Introduction to Markets
Textbook Chapter: Chapter 4
MobLab Game: Private Value Sealed Bid auction
Key Teaching Points:
- Learn how a basic exchange happens by participating in an auction.
- Gains from trade (i.e., consumer surplus).
- Price discovery: the transaction price results from the bids of other buyers.
Supply and Demand in a Competitive Market
Textbook Chapter: Chapters 4 & 5
MobLab Game: Competitive Market
Key Teaching Points:
- The “invisible hand” of the market: how individual profit maximization leads to competitive market equilibrium.
- Price discovery: the equilibrium market-clearing price results from the valuations of different buyers and costs of different sellers.
- Gains from trade (i.e., consumer and producer surplus).
- Shifts in either supply or demand change equilibrium outcomes.
Government Interventions in Competitive Markets
Textbook Chapter: Chapters 7 & 8
MobLab Game: Competitive Market
Key Teaching Points:
- Government interventions (per-unit taxes, subsidies, price ceilings and floors) alter equilibrium outcomes.
- Equilibrium outcomes do not depend on whether buyers or sellers pay the tax.
- The difference between tax incidence and who pays the tax.
- Relative elasticities determine incidence of a tax or subsidy.
- Excess supply (price floors) and excess demand (price ceilings).
- The efficiency implications of government interventions.
Externalities
Textbook Chapter: Chapter 10
MobLab Game: Judge Me Not
Key Teaching Points:
- When firms do not internalize external costs, profit maximization leads to inefficiently high levels of pollution.
Public Goods
Textbook Chapter: Chapter 11
MobLab Game: Discrete (Threshold) Public Goods
Key Teaching Points:
- Highlights the features of public goods: non-rival and non-excludable.
- Demonstrates the distinction between private and social benefits of public goods.
- Shows how individual profit maximization leads to the free-rider problem.
Monopoly Pricing
Textbook Chapter: Chapter 15
MobLab Game: Cournot (with Group Size=1)
Key Teaching Points:
- Monopolies restrict output in order to increase price.

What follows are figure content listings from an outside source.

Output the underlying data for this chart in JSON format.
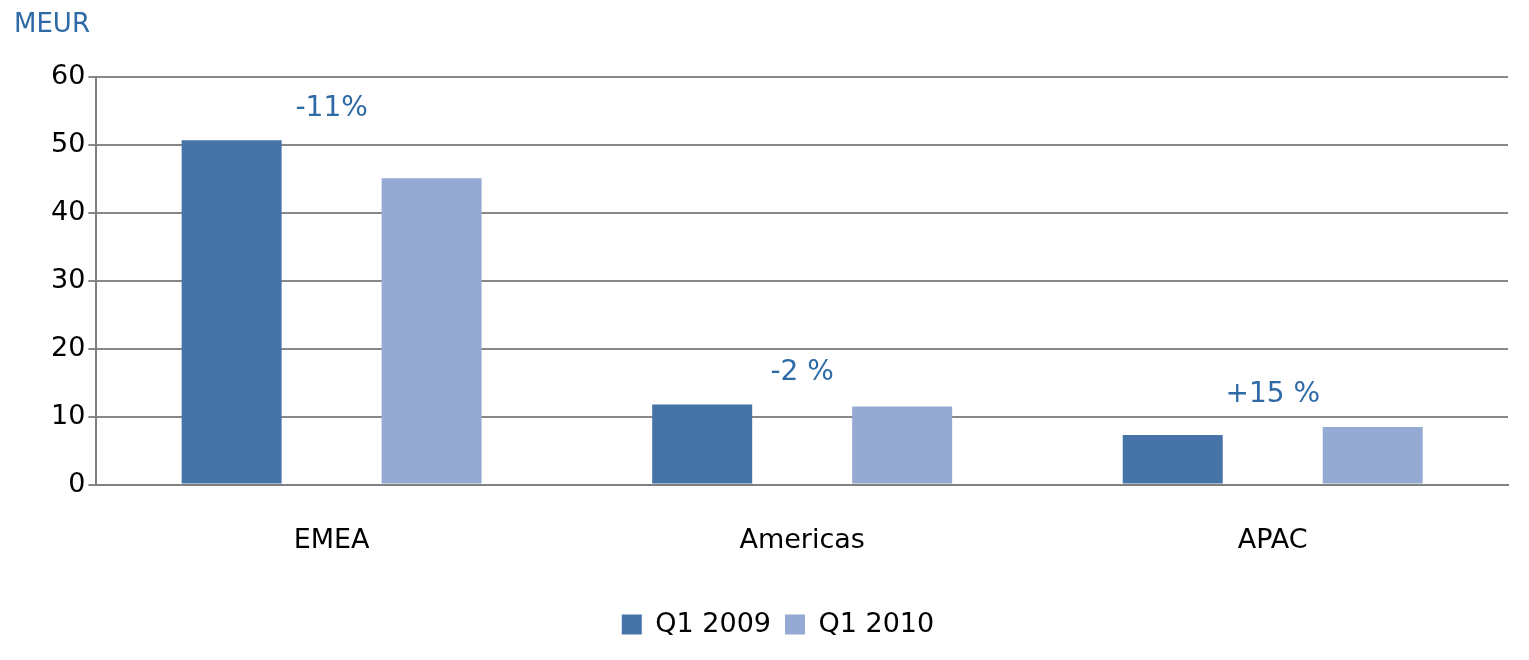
{
  "chart_data": {
    "type": "bar",
    "ylabel": "MEUR",
    "categories": [
      "EMEA",
      "Americas",
      "APAC"
    ],
    "series": [
      {
        "name": "Q1 2009",
        "color": "#4673a8",
        "values": [
          50.7,
          11.8,
          7.3
        ]
      },
      {
        "name": "Q1 2010",
        "color": "#95aad2",
        "values": [
          45.1,
          11.5,
          8.5
        ]
      }
    ],
    "ylim": [
      0,
      60
    ],
    "yticks": [
      0,
      10,
      20,
      30,
      40,
      50,
      60
    ],
    "grid": "y",
    "legend": "bottom",
    "annotations": [
      "-11%",
      "-2 %",
      "+15 %"
    ]
  }
}
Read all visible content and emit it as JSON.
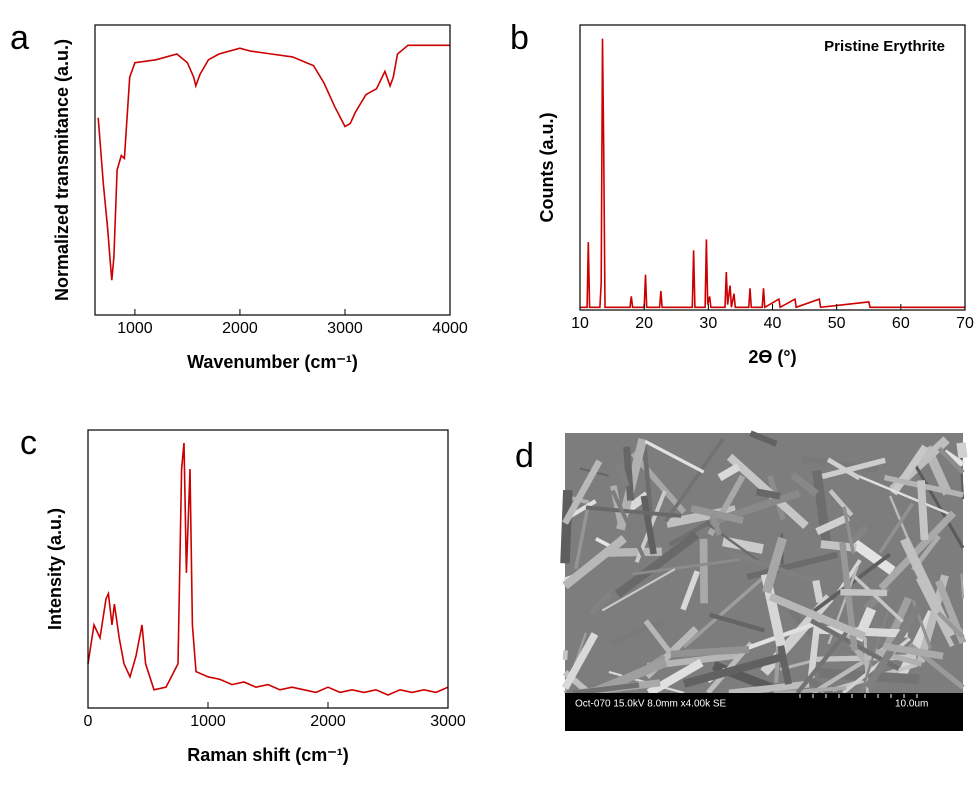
{
  "chart_data": [
    {
      "type": "line",
      "panel": "a",
      "xlabel": "Wavenumber (cm⁻¹)",
      "ylabel": "Normalized transmitance (a.u.)",
      "xlim": [
        620,
        4000
      ],
      "xticks": [
        1000,
        2000,
        3000,
        4000
      ],
      "ylim": [
        0,
        1
      ],
      "series": [
        {
          "color": "#cc0000",
          "x": [
            650,
            700,
            740,
            770,
            780,
            800,
            830,
            870,
            900,
            950,
            1000,
            1200,
            1400,
            1500,
            1560,
            1580,
            1620,
            1700,
            1800,
            2000,
            2100,
            2300,
            2500,
            2700,
            2800,
            2900,
            3000,
            3050,
            3100,
            3200,
            3300,
            3380,
            3430,
            3460,
            3500,
            3600,
            3700,
            4000
          ],
          "values": [
            0.68,
            0.45,
            0.3,
            0.16,
            0.12,
            0.2,
            0.5,
            0.55,
            0.54,
            0.82,
            0.87,
            0.88,
            0.9,
            0.87,
            0.82,
            0.79,
            0.83,
            0.88,
            0.9,
            0.92,
            0.91,
            0.9,
            0.89,
            0.86,
            0.8,
            0.72,
            0.65,
            0.66,
            0.7,
            0.76,
            0.78,
            0.84,
            0.79,
            0.82,
            0.9,
            0.93,
            0.93,
            0.93
          ]
        }
      ]
    },
    {
      "type": "line",
      "panel": "b",
      "xlabel": "2ϴ (°)",
      "ylabel": "Counts (a.u.)",
      "annotation": "Pristine Erythrite",
      "xlim": [
        10,
        70
      ],
      "xticks": [
        10,
        20,
        30,
        40,
        50,
        60,
        70
      ],
      "ylim": [
        0,
        1.05
      ],
      "series": [
        {
          "color": "#cc0000",
          "x": [
            10,
            11.1,
            11.3,
            11.5,
            13.1,
            13.3,
            13.5,
            13.7,
            13.9,
            17.8,
            18,
            18.2,
            20,
            20.2,
            20.4,
            22.4,
            22.6,
            22.8,
            27.5,
            27.7,
            27.9,
            29.5,
            29.7,
            29.9,
            30.2,
            30.4,
            32.6,
            32.8,
            33,
            33.4,
            33.6,
            34,
            34.2,
            36.3,
            36.5,
            36.7,
            38.4,
            38.6,
            38.8,
            41,
            41.2,
            43.5,
            43.7,
            47.3,
            47.5,
            55,
            55.2,
            70
          ],
          "values": [
            0.01,
            0.01,
            0.25,
            0.01,
            0.01,
            0.1,
            1.0,
            0.6,
            0.01,
            0.01,
            0.05,
            0.01,
            0.01,
            0.13,
            0.01,
            0.01,
            0.07,
            0.01,
            0.01,
            0.22,
            0.01,
            0.01,
            0.26,
            0.02,
            0.05,
            0.01,
            0.01,
            0.14,
            0.02,
            0.09,
            0.01,
            0.06,
            0.01,
            0.01,
            0.08,
            0.01,
            0.01,
            0.08,
            0.01,
            0.04,
            0.01,
            0.04,
            0.01,
            0.04,
            0.01,
            0.03,
            0.01,
            0.01
          ]
        }
      ]
    },
    {
      "type": "line",
      "panel": "c",
      "xlabel": "Raman shift (cm⁻¹)",
      "ylabel": "Intensity (a.u.)",
      "xlim": [
        0,
        3000
      ],
      "xticks": [
        0,
        1000,
        2000,
        3000
      ],
      "ylim": [
        -0.02,
        1.05
      ],
      "series": [
        {
          "color": "#cc0000",
          "x": [
            0,
            50,
            100,
            150,
            170,
            200,
            220,
            260,
            300,
            350,
            400,
            450,
            480,
            550,
            650,
            750,
            780,
            800,
            820,
            850,
            870,
            900,
            1000,
            1100,
            1200,
            1300,
            1400,
            1500,
            1600,
            1700,
            1800,
            1900,
            2000,
            2100,
            2200,
            2300,
            2400,
            2500,
            2600,
            2700,
            2800,
            2900,
            3000
          ],
          "values": [
            0.15,
            0.3,
            0.25,
            0.4,
            0.42,
            0.3,
            0.38,
            0.25,
            0.15,
            0.1,
            0.18,
            0.3,
            0.15,
            0.05,
            0.06,
            0.15,
            0.9,
            1.0,
            0.5,
            0.9,
            0.3,
            0.12,
            0.1,
            0.09,
            0.07,
            0.08,
            0.06,
            0.07,
            0.05,
            0.06,
            0.05,
            0.04,
            0.06,
            0.04,
            0.05,
            0.04,
            0.05,
            0.03,
            0.05,
            0.04,
            0.05,
            0.04,
            0.06
          ]
        }
      ]
    }
  ],
  "image": {
    "panel": "d",
    "caption": "Oct-070 15.0kV 8.0mm x4.00k SE",
    "scale": "10.0um"
  }
}
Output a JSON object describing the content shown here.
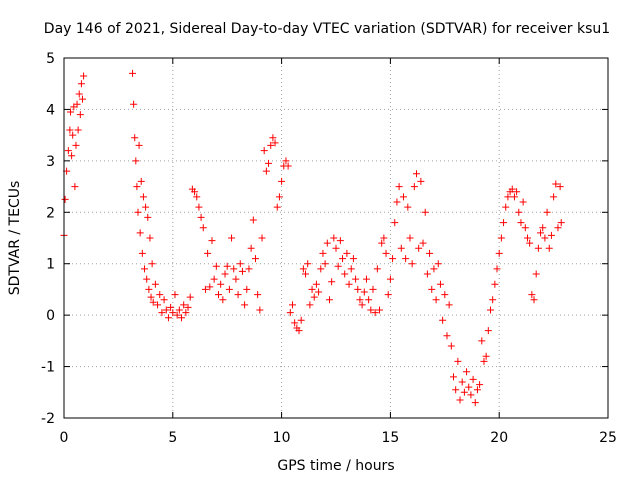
{
  "chart_data": {
    "type": "scatter",
    "title": "Day 146 of 2021, Sidereal Day-to-day VTEC variation (SDTVAR) for receiver ksu1",
    "xlabel": "GPS time / hours",
    "ylabel": "SDTVAR / TECUs",
    "xlim": [
      0,
      25
    ],
    "ylim": [
      -2,
      5
    ],
    "xticks": [
      "0",
      "5",
      "10",
      "15",
      "20",
      "25"
    ],
    "yticks": [
      "-2",
      "-1",
      "0",
      "1",
      "2",
      "3",
      "4",
      "5"
    ],
    "grid": true,
    "marker": "plus",
    "color": "#ff0000",
    "series": [
      {
        "values": [
          [
            0.0,
            1.55
          ],
          [
            0.05,
            2.25
          ],
          [
            0.12,
            2.8
          ],
          [
            0.2,
            3.2
          ],
          [
            0.27,
            3.6
          ],
          [
            0.3,
            3.95
          ],
          [
            0.35,
            3.1
          ],
          [
            0.4,
            3.5
          ],
          [
            0.45,
            4.05
          ],
          [
            0.5,
            2.5
          ],
          [
            0.55,
            3.3
          ],
          [
            0.6,
            4.1
          ],
          [
            0.65,
            3.6
          ],
          [
            0.7,
            4.3
          ],
          [
            0.75,
            3.9
          ],
          [
            0.8,
            4.5
          ],
          [
            0.85,
            4.2
          ],
          [
            0.9,
            4.65
          ],
          [
            3.15,
            4.7
          ],
          [
            3.2,
            4.1
          ],
          [
            3.25,
            3.45
          ],
          [
            3.3,
            3.0
          ],
          [
            3.35,
            2.5
          ],
          [
            3.4,
            2.0
          ],
          [
            3.45,
            3.3
          ],
          [
            3.5,
            1.6
          ],
          [
            3.55,
            2.6
          ],
          [
            3.6,
            1.2
          ],
          [
            3.65,
            2.3
          ],
          [
            3.7,
            0.9
          ],
          [
            3.75,
            2.1
          ],
          [
            3.8,
            0.7
          ],
          [
            3.85,
            1.9
          ],
          [
            3.9,
            0.5
          ],
          [
            3.95,
            1.5
          ],
          [
            4.0,
            0.35
          ],
          [
            4.05,
            1.0
          ],
          [
            4.1,
            0.25
          ],
          [
            4.2,
            0.6
          ],
          [
            4.3,
            0.2
          ],
          [
            4.4,
            0.4
          ],
          [
            4.5,
            0.05
          ],
          [
            4.6,
            0.3
          ],
          [
            4.7,
            0.1
          ],
          [
            4.8,
            -0.05
          ],
          [
            4.9,
            0.15
          ],
          [
            5.0,
            0.05
          ],
          [
            5.1,
            0.4
          ],
          [
            5.2,
            0.0
          ],
          [
            5.3,
            0.1
          ],
          [
            5.4,
            -0.05
          ],
          [
            5.5,
            0.2
          ],
          [
            5.6,
            0.05
          ],
          [
            5.7,
            0.15
          ],
          [
            5.8,
            0.35
          ],
          [
            5.9,
            2.45
          ],
          [
            6.0,
            2.4
          ],
          [
            6.1,
            2.3
          ],
          [
            6.2,
            2.1
          ],
          [
            6.3,
            1.9
          ],
          [
            6.4,
            1.7
          ],
          [
            6.5,
            0.5
          ],
          [
            6.6,
            1.2
          ],
          [
            6.7,
            0.55
          ],
          [
            6.8,
            1.45
          ],
          [
            6.9,
            0.7
          ],
          [
            7.0,
            0.95
          ],
          [
            7.1,
            0.4
          ],
          [
            7.2,
            0.6
          ],
          [
            7.3,
            0.3
          ],
          [
            7.4,
            0.8
          ],
          [
            7.5,
            0.95
          ],
          [
            7.6,
            0.5
          ],
          [
            7.7,
            1.5
          ],
          [
            7.8,
            0.9
          ],
          [
            7.9,
            0.7
          ],
          [
            8.0,
            0.4
          ],
          [
            8.1,
            1.0
          ],
          [
            8.2,
            0.85
          ],
          [
            8.3,
            0.2
          ],
          [
            8.4,
            0.5
          ],
          [
            8.5,
            0.9
          ],
          [
            8.6,
            1.3
          ],
          [
            8.7,
            1.85
          ],
          [
            8.8,
            1.1
          ],
          [
            8.9,
            0.4
          ],
          [
            9.0,
            0.1
          ],
          [
            9.1,
            1.5
          ],
          [
            9.2,
            3.2
          ],
          [
            9.3,
            2.8
          ],
          [
            9.4,
            2.95
          ],
          [
            9.5,
            3.3
          ],
          [
            9.6,
            3.45
          ],
          [
            9.7,
            3.35
          ],
          [
            9.8,
            2.1
          ],
          [
            9.9,
            2.3
          ],
          [
            10.0,
            2.6
          ],
          [
            10.1,
            2.9
          ],
          [
            10.2,
            3.0
          ],
          [
            10.3,
            2.9
          ],
          [
            10.4,
            0.05
          ],
          [
            10.5,
            0.2
          ],
          [
            10.6,
            -0.15
          ],
          [
            10.7,
            -0.25
          ],
          [
            10.8,
            -0.3
          ],
          [
            10.9,
            -0.1
          ],
          [
            11.0,
            0.9
          ],
          [
            11.1,
            0.8
          ],
          [
            11.2,
            1.0
          ],
          [
            11.3,
            0.2
          ],
          [
            11.4,
            0.5
          ],
          [
            11.5,
            0.35
          ],
          [
            11.6,
            0.6
          ],
          [
            11.7,
            0.45
          ],
          [
            11.8,
            0.9
          ],
          [
            11.9,
            1.2
          ],
          [
            12.0,
            1.0
          ],
          [
            12.1,
            1.4
          ],
          [
            12.2,
            0.3
          ],
          [
            12.3,
            0.65
          ],
          [
            12.4,
            1.5
          ],
          [
            12.5,
            1.3
          ],
          [
            12.6,
            0.95
          ],
          [
            12.7,
            1.45
          ],
          [
            12.8,
            1.1
          ],
          [
            12.9,
            0.8
          ],
          [
            13.0,
            1.2
          ],
          [
            13.1,
            0.6
          ],
          [
            13.2,
            0.9
          ],
          [
            13.3,
            1.1
          ],
          [
            13.4,
            0.7
          ],
          [
            13.5,
            0.5
          ],
          [
            13.6,
            0.3
          ],
          [
            13.7,
            0.2
          ],
          [
            13.8,
            0.45
          ],
          [
            13.9,
            0.7
          ],
          [
            14.0,
            0.3
          ],
          [
            14.1,
            0.1
          ],
          [
            14.2,
            0.5
          ],
          [
            14.3,
            0.05
          ],
          [
            14.4,
            0.9
          ],
          [
            14.5,
            0.1
          ],
          [
            14.6,
            1.4
          ],
          [
            14.7,
            1.5
          ],
          [
            14.8,
            1.2
          ],
          [
            14.9,
            0.4
          ],
          [
            15.0,
            0.7
          ],
          [
            15.1,
            1.1
          ],
          [
            15.2,
            1.8
          ],
          [
            15.3,
            2.2
          ],
          [
            15.4,
            2.5
          ],
          [
            15.5,
            1.3
          ],
          [
            15.6,
            2.3
          ],
          [
            15.7,
            1.1
          ],
          [
            15.8,
            2.1
          ],
          [
            15.9,
            1.5
          ],
          [
            16.0,
            1.0
          ],
          [
            16.1,
            2.5
          ],
          [
            16.2,
            2.75
          ],
          [
            16.3,
            1.3
          ],
          [
            16.4,
            2.6
          ],
          [
            16.5,
            1.4
          ],
          [
            16.6,
            2.0
          ],
          [
            16.7,
            0.8
          ],
          [
            16.8,
            1.2
          ],
          [
            16.9,
            0.5
          ],
          [
            17.0,
            0.9
          ],
          [
            17.1,
            0.3
          ],
          [
            17.2,
            1.0
          ],
          [
            17.3,
            0.6
          ],
          [
            17.4,
            -0.1
          ],
          [
            17.5,
            0.4
          ],
          [
            17.6,
            -0.4
          ],
          [
            17.7,
            0.2
          ],
          [
            17.8,
            -0.6
          ],
          [
            17.9,
            -1.2
          ],
          [
            18.0,
            -1.45
          ],
          [
            18.1,
            -0.9
          ],
          [
            18.2,
            -1.65
          ],
          [
            18.3,
            -1.3
          ],
          [
            18.4,
            -1.5
          ],
          [
            18.5,
            -1.1
          ],
          [
            18.6,
            -1.4
          ],
          [
            18.7,
            -1.55
          ],
          [
            18.8,
            -1.25
          ],
          [
            18.9,
            -1.7
          ],
          [
            19.0,
            -1.45
          ],
          [
            19.1,
            -1.35
          ],
          [
            19.2,
            -0.5
          ],
          [
            19.3,
            -0.9
          ],
          [
            19.4,
            -0.8
          ],
          [
            19.5,
            -0.3
          ],
          [
            19.6,
            0.1
          ],
          [
            19.7,
            0.3
          ],
          [
            19.8,
            0.6
          ],
          [
            19.9,
            0.9
          ],
          [
            20.0,
            1.2
          ],
          [
            20.1,
            1.5
          ],
          [
            20.2,
            1.8
          ],
          [
            20.3,
            2.1
          ],
          [
            20.4,
            2.3
          ],
          [
            20.5,
            2.4
          ],
          [
            20.6,
            2.45
          ],
          [
            20.7,
            2.3
          ],
          [
            20.8,
            2.4
          ],
          [
            20.9,
            2.0
          ],
          [
            21.0,
            1.8
          ],
          [
            21.1,
            2.2
          ],
          [
            21.2,
            1.7
          ],
          [
            21.3,
            1.5
          ],
          [
            21.4,
            1.4
          ],
          [
            21.5,
            0.4
          ],
          [
            21.6,
            0.3
          ],
          [
            21.7,
            0.8
          ],
          [
            21.8,
            1.3
          ],
          [
            21.9,
            1.6
          ],
          [
            22.0,
            1.7
          ],
          [
            22.1,
            1.5
          ],
          [
            22.2,
            2.0
          ],
          [
            22.3,
            1.3
          ],
          [
            22.4,
            1.55
          ],
          [
            22.5,
            2.3
          ],
          [
            22.6,
            2.55
          ],
          [
            22.7,
            1.7
          ],
          [
            22.8,
            2.5
          ],
          [
            22.85,
            1.8
          ]
        ]
      }
    ]
  }
}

- The tension between the quantity price effects of increased output.
Game Theory
Textbook Chapter: Chapter 17
MobLab Game: Prisoner’s Dilemma
Key Teaching Points:
- Key features of games: payoff matrices, best responses and dominant strategies.
- Identification of the Nash equilibrium.
- The (sometimes) conflicting incentives of cooperation and self-interest.
- Repeated play may lead to more cooperative outcomes.
Oligopoly
Textbook Chapter: Chapter 17
MobLab Game: Cournot
Key Teaching Points:
- The underlying logic of the Cournot model: how market price is determined by aggregate output.
- The equilibrium outcomes of Cournot competition.
- Repeat interaction may lead to collusive behavior.
Labor Markets
Textbook Chapter: Chapter 18
MobLab Game: Simple Labor Market
Key Teaching Points:
- When a perfectly competitive market determines wages, the equilibrium wage (per unit of labor) is equal to the value of the marginal product of labor of the last worker hired.
Asymmetric Information (Adverse Selection)
Textbook Chapter: Chapter 22
MobLab Game: Market for Lemons
Key Teaching Points:
- Experience in a market with asymmetric information.
- Asymmetric information may lead to adverse selection and market failure.
Asset Valuation
Textbook Chapter: Chapter 27
MobLab Game: Bubbles and Crashes
Key Teaching Points:
- Highlights the determinants of an asset’s value: income generated and resale value.
- Shows how asset bubbles may develop even with complete information.
Money & Banking
Textbook Chapter: Chapter 29
MobLab Game: Bank Run
Key Teaching Points:
- Highlights the underlying concept of fractional banking.
- Demonstrates the trade-off between profit and risk and shows how bank runs may arise.
- Policy interventions, such as deposit insurance, can reduce the possibility of bank runs.
International Trade
Textbook Chapter: Chapters 31 & 32
MobLab Game: Comparative Advantage
Key Teaching Points:
- The distinction between absolute and comparative advantage.
- Experience first-hand the gains from specialization and trade.
- Differences in opportunity costs lead to mutually beneficial trade.